According to documents obtained through a public records request and provided to Motherboard, a subsidiary of Vice, architecture and design firm HDR Inc. has been working with the government to monitor the social media of activist groups opposed to plans calling for the construction of jails and highways.
Through HDR’s STRATA team, a division that “leverages large data sets to visually display social and political risk nationwide”, it’s been revealed that the company has surveilled both public and private Facebook groups run by activists opposed to its projects, including those against a proposed $2 billion highway that would cut through the sacred Moahdak Do’ag mountain in Arizona.
Motherboard notes that the company also generated an “influencer” report, which is an analysis of public sentiment on social media platforms. It includes a geospatial analysis that places communities into categories such as “ethnic enclaves”, “barrios urbanos”, “scholars and patriots”, and “American dreamers”. Through their 24/7 “social listening” activities and “strategic communications” program, HDR crafts targeted media campaigns and hosts public hearings for clients.
Additional documents obtained by Motherboard show that the Board of Commissioners in Greene County, Ohio hired HDR in April 2021 for “justice consulting and planning services” regarding a new jail that will need approval from voters. Using its social listening program, the company is identifying potential risks, influencers, social networks, and user demographics to the county, along with developing initiatives to convince the public to support the project.
HDR’s activity is indicative of what’s called corporate counterinsurgency, wherein corporations and governments work together to neutralize those who oppose projects and threaten profits and political agendas.
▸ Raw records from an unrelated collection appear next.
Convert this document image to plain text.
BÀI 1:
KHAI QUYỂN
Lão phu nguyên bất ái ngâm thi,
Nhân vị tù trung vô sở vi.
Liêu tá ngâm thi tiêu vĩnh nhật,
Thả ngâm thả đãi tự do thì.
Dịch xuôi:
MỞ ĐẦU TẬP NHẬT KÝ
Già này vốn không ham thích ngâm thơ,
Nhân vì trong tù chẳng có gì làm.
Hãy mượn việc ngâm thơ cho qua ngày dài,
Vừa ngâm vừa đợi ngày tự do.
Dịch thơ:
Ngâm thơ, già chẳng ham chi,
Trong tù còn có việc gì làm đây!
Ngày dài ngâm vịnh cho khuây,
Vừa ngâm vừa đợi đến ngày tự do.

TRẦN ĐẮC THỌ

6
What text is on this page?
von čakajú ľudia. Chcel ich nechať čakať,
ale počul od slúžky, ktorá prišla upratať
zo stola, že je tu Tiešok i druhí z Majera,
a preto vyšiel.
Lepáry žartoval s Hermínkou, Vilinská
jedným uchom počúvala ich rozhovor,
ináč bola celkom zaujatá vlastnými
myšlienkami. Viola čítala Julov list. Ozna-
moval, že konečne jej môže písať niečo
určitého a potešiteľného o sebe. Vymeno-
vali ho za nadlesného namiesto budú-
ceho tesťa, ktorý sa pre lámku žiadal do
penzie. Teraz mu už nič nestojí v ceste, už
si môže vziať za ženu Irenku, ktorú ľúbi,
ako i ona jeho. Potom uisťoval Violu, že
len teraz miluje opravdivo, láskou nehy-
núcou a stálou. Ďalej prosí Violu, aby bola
The firm has exhibited the use of “soft” tactics in this regard, in which indirect strategies, such as PR campaigns are used to thwart resistance.
While HDR’s online surveillance activity falls under their STRATA service, it’s alarming, especially when the projects that are being protected and promoted, include prisons and those that exploit indigenous land and underserved communities. However, it seems as though the company is somewhat open about its role.
“Controversy is costly, both in reputation and in dollars,” as said on their site. “Social and political risk deserves attention at the planning stage of a project or program, where it can be carefully assessed and when there is time to develop strategies to mitigate or diminish risk.”
7 Comments
"However, it seems as though the company is somewhat open about its role."
Because it's a service that they are selling.
Anything done solely for money is guaranteed to be shit.
In essence perhaps not surprising, but nonetheless interesting to see the sheer scale of operations the corporate-architectural complex is engaging in nowadays. This is why it's crucial to make the distinction between design services and architecture, and I sincerely don't mean that as a coy differentiation, but in functional, operative terms. The entity providing design services, beyond a certain scale perhaps turns into a massive choreographer of public opinion - it has to fabricate subjects along the way which apparently involves a healthy dose of segregative language.. I know it leads to a well-worn tale of privatization in general, but this is just sad, and wrong in many levels.
Brave souls to comment on this article. Now we are all on HDR's watch list.
The thought I keep coming back to on this is they use this for "corporate counterinsurgency, wherein corporations and governments work together to neutralize those who oppose projects and threaten profits and political agendas." What if instead they used this to understand how to better design and meet the needs of users? Would people still see this as problematic if it was being used for "good" rather than corporate counterinsurgency? I'd hope so, but worry that the line might get blurry depending on the outcome. What if they were using it to help developers and governments to identify and neutralize the NIMBYs that oppose projects and threaten profits and political agendas? I don't know, maybe HDR is already using STRATA to do that.
"help developers and governments to identify and neutralize the NIMBYs that oppose projects and threaten profits and political agendas"
I have worked with enough developers and lived through enough of the US gov't to think this would not end will.
I know SP ... same here. I threw it out there as an example of something an architect might be ok with because it would be for a "good" purpose to provide affordable housing in the face of NIMBY opposition, but tried to use the same language I quoted earlier from the writeup.
I feel that, and it's a worthy question. NIMBY and YIMBY have been co-opted, for better or worse, by larger interests with deep pockets and are less useful these days as shorthand labels useful for finding likeminded folks. NIMBYs aren't universally opposed to development but find themselves aligned with regressive people who will stop at nothing to prevent America from "changing," and YIMBYs find themselves aligned with massive deep pocketed developers who fool them into thinking luxury towers with a few below market rate units is a necessary compromise lest nothing get done at all. Use a little social media surveillance, add a dash of good SEO and blammo, you've got readymade hashtags that flatten complex issues down into tribal voting rage.